甘い声はアブナイシビレ
「葵、昨日はごめんねー」仕事の合間に、知穂が謝って来た。

「ん? なにが?」知穂がトイレに誘う仕草をしたので、仕事を中断してトイレへと向かう。

「私、拓也さんたちと夢中で話しちゃって、葵とあれから飲めなかったし・・」
 化粧直ししている私の様子をうかがいながら、化粧ポーチから口紅を取りだす。

「いいよ、構わないよ。私も、龍一さんとたくさん話せたしね」昨日のことを思い出して、思わずニヤける。

「そっかー、よかった。私さ、昨日葵に変なこと言っちゃったかな…って反省してたんだ…」
 ふぅー。知穂はため息をついて私を見た。

「大丈夫よ。それに…、紙袋のことは今日話してくれると思うんだ」
 知穂の瞳が大きく揺れたのを感じたけれど、知穂はすぐに視線を鏡に移して、口紅を塗り直した。
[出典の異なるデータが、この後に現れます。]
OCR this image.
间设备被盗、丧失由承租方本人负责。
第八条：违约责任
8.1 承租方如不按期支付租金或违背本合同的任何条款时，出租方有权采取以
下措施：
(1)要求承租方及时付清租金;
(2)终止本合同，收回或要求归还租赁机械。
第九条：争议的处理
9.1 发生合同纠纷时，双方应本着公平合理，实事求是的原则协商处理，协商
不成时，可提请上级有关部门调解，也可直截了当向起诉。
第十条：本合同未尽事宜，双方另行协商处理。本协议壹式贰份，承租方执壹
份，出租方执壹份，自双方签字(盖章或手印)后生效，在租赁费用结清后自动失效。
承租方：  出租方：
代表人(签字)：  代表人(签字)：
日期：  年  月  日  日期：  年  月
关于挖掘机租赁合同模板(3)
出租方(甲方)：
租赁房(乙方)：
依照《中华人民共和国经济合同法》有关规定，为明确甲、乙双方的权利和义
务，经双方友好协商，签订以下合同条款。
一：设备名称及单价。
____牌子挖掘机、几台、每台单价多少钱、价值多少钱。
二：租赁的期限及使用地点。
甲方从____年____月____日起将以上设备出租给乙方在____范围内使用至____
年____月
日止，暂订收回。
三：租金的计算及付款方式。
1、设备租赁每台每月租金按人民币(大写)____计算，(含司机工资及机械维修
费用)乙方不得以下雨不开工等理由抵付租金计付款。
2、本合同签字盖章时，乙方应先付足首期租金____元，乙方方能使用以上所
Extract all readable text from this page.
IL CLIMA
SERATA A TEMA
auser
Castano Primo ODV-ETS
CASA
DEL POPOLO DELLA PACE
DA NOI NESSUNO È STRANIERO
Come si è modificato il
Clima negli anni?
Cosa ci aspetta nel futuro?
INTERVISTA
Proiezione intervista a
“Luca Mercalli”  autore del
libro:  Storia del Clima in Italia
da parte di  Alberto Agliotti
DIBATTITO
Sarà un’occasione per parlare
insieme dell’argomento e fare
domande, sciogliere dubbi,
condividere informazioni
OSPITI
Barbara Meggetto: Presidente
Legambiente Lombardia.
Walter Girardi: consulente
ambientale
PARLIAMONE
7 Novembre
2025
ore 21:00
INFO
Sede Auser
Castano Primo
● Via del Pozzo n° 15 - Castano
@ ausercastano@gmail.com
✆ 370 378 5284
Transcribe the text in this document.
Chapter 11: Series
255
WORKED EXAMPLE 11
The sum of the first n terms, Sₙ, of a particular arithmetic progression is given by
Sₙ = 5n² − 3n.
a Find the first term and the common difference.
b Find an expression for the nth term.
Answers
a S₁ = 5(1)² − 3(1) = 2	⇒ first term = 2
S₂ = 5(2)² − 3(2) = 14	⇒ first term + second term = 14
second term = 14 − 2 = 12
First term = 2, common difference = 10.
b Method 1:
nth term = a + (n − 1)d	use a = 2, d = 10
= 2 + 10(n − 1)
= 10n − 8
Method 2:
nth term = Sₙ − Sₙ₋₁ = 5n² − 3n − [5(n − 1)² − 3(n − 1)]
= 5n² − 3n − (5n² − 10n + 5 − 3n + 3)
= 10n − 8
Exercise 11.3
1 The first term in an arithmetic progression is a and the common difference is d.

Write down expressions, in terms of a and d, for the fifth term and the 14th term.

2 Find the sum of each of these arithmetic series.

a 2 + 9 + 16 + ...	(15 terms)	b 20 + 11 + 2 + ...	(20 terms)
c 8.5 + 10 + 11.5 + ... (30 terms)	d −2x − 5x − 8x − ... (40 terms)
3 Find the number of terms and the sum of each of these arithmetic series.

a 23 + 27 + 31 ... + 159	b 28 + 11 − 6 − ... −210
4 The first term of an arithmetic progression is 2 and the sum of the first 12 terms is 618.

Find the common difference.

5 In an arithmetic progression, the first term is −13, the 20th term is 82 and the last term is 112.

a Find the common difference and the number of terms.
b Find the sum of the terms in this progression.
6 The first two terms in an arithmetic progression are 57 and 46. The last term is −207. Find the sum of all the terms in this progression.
「龍くん、紙袋のこと話すって? 他には…?」不安げな顔を浮かべる。

「他に? う・・ん・・、紙袋のことも、ハッキリ話すとは言ってないんだけど、なんとなくそう思ったって感じで…」知穂の表情と言い方が引っかかって、
「知穂?」様子をうかがう。

「ほらっ、龍くんって恋愛のこと一切話さないから、どんなこと話すのか、ちょっとした興味よ」笑って、口紅をしまった。

「私は今日ね、昨日のメンバーとまた飲み会。また拓也さんに会えるなんて、嬉し過ぎるよ。拓也さんのこと本気になりそう」そう言って、頬を押さえる。

「拓也さんといると安心するの。異性としてドキドキするんだけど、それだけじゃないっていうか・・、拓也さんのためなら何でもしてあげたいって思うし、近づくとキュッて胸が苦しくなって・・、でもその締め付けもすごく心地よくて…」うっとりした顔で遠くを見つめる。

「うんうん。わかる」知穂に同感すると、
「早く、仕事終わんないかねー」2人でため息をついて、トイレから出た。